The idea of this problem is to:

1. Create events1 and events2 are distance from the beginning to starts of chunks: cumulative sums.
2. Then we use two pointers approach: on each step we look which event is closer. If it is from E1, we move i to the right, if it is from E2, we move j to the right and if they are equal, move both. Also we keep right is current pointe we reached. Also we need to check if val of previous chunk is not the same as current, if they are equal, update last chunk.

Complexity

It is O(m + n) both for time and space.

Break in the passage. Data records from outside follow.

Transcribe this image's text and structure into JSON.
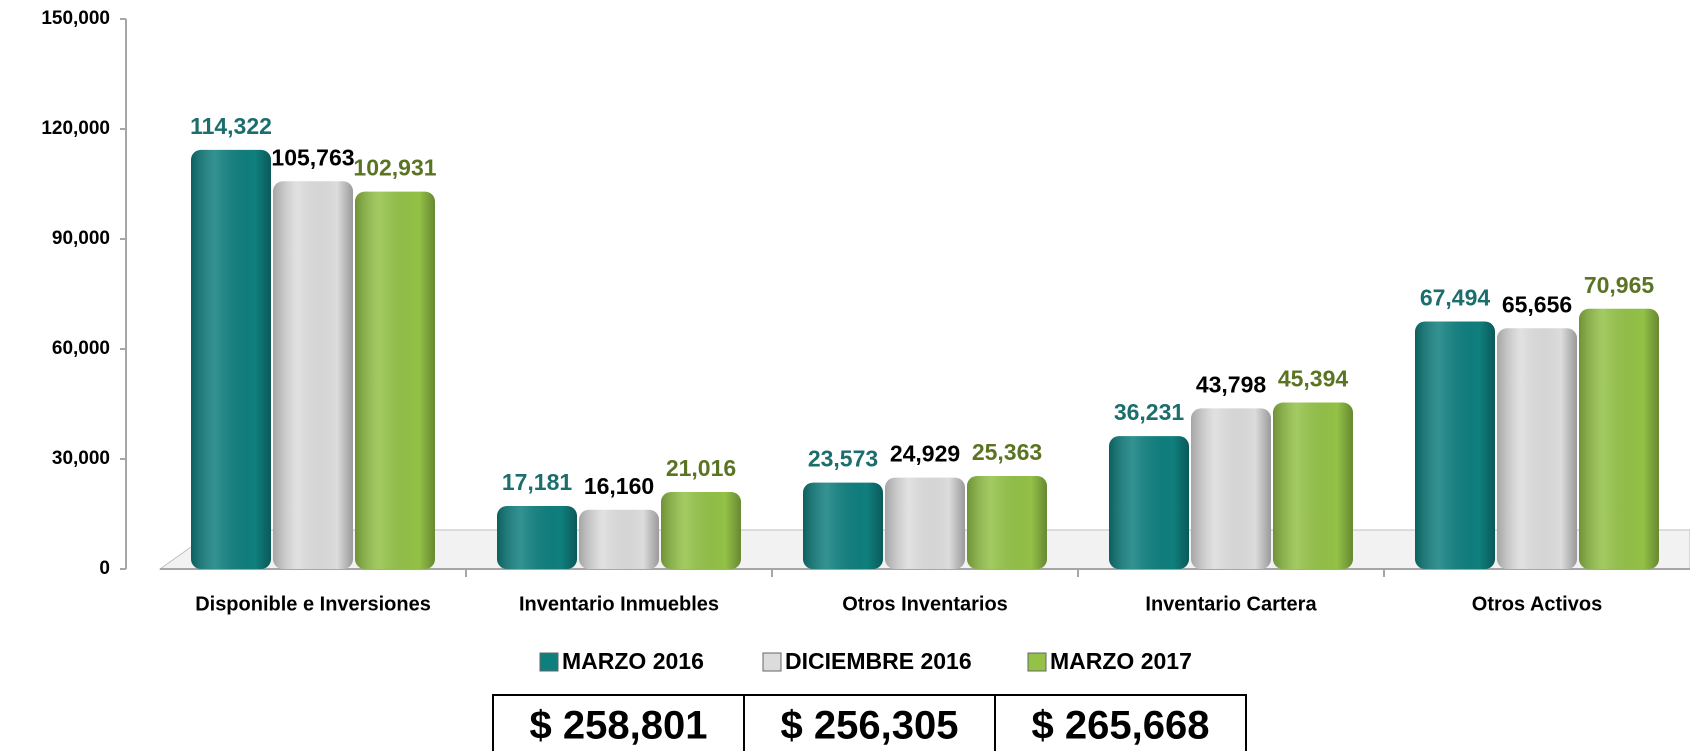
{
  "chart_data": {
    "type": "bar",
    "categories": [
      "Disponible e Inversiones",
      "Inventario Inmuebles",
      "Otros Inventarios",
      "Inventario Cartera",
      "Otros Activos"
    ],
    "series": [
      {
        "name": "MARZO 2016",
        "color": "#0f7f7e",
        "label_color": "#1c6e6d",
        "values": [
          114322,
          17181,
          23573,
          36231,
          67494
        ],
        "value_labels": [
          "114,322",
          "17,181",
          "23,573",
          "36,231",
          "67,494"
        ]
      },
      {
        "name": "DICIEMBRE 2016",
        "color": "#dcdcdc",
        "label_color": "#000000",
        "values": [
          105763,
          16160,
          24929,
          43798,
          65656
        ],
        "value_labels": [
          "105,763",
          "16,160",
          "24,929",
          "43,798",
          "65,656"
        ]
      },
      {
        "name": "MARZO 2017",
        "color": "#93c247",
        "label_color": "#5b7424",
        "values": [
          102931,
          21016,
          25363,
          45394,
          70965
        ],
        "value_labels": [
          "102,931",
          "21,016",
          "25,363",
          "45,394",
          "70,965"
        ]
      }
    ],
    "ylim": [
      0,
      150000
    ],
    "yticks": [
      0,
      {
        "value": 30000,
        "label": "30,000"
      },
      {
        "value": 60000,
        "label": "60,000"
      },
      {
        "value": 90000,
        "label": "90,000"
      },
      {
        "value": 120000,
        "label": "120,000"
      },
      {
        "value": 150000,
        "label": "150,000"
      }
    ],
    "legend": "bottom"
  },
  "totals_table": {
    "cells": [
      "$ 258,801",
      "$ 256,305",
      "$ 265,668"
    ]
  }
}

In fact, complexity can not be improved, because in the end we can have upto O(m + n) chunks.

Code

class Solution:
    def findRLEArray(self, E1, E2):
        events1 = list(accumulate(x for _, x in E1))
        events2 = list(accumulate(x for _, x in E2))
        E3 = []
        
        i, j, right = 0, 0, 0
        while i < len(events1) and j < len(events2):
            val = E1[i][0]*E2[j][0]
            right2 = min(events1[i], events2[j])
            freq = right2 - right
            right = right2
            i, j = i + (events1[i] <= events2[j]), j + (events1[i] >= events2[j])
            
            if E3 and E3[-1][0] == val:
                E3[-1][1] += freq
            else:
                E3 += [[val, freq]]
        
        return E3